Через несколько минут он уже сидел рядом с девочкой и контролировал её игру.
– Будь внимательнее! В этом месте си бемоль! Разве ты не видишь? – громко крикнул отец Вике прямо в ухо и в ту же секунду больно ударил её по пальцам деревянной указкой, которая всегда лежала у него под рукой именно для такой гнусной цели. Девочка, не проронив ни слова, мгновенно убрала руки с клавиш и опустила их на колени. Резкая, невыносимая боль пронизывала её пальцы: они налились алым и невольно задрожали.

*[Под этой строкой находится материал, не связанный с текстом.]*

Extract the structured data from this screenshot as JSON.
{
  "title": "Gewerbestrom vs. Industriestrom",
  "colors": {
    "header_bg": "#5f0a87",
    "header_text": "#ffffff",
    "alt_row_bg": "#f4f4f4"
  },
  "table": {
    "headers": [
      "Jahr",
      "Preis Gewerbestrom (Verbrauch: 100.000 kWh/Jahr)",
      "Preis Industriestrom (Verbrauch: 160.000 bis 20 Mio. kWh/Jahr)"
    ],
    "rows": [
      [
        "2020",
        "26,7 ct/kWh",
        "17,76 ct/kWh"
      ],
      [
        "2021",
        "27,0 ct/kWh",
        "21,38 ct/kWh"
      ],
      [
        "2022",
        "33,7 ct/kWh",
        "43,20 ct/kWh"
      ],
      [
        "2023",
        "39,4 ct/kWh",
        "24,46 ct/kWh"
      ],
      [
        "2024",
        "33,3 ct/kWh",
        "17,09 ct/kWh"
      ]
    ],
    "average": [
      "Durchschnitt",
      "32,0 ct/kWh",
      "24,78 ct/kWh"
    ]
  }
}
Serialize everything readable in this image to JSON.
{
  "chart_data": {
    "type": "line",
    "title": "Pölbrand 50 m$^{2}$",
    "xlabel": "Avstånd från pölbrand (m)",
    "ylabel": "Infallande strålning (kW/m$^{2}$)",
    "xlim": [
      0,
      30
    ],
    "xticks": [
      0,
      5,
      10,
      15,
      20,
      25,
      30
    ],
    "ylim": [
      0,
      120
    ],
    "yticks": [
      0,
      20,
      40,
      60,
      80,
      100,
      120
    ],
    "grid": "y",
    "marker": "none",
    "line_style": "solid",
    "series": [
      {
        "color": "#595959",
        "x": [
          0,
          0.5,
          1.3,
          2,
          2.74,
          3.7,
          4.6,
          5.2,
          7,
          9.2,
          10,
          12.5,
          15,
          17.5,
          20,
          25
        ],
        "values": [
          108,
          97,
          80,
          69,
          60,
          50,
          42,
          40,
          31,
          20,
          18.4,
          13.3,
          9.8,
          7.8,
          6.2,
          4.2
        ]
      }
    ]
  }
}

«Лишь бы не заплакать», – думала она, но слёзы сами полились из её глубоких зелёных глаз, скатываясь по бледным щёчкам огромными каплями.
– Не смей ныть! Переиграй! – заорал мужчина, и Виктория тот час же послушалась, дабы её рукам не досталась ещё пара болезненных ударов. Она играла, напряжённо всматриваясь в ноты сквозь слёзы, застывшие на её длинных, беспорядочно спутавшихся, ресницах, и не имела даже возможности вытереть их. В этот момент девочка очень сердилась на себя за то, что она снова не сдержалась и расплакалась. Боль, обида и злость смешались в ней в горькую смесь отчаяния, а ощущение полной беспомощности и обречённости приправило эту смесь особенным, ни с чем несравнимым привкусом.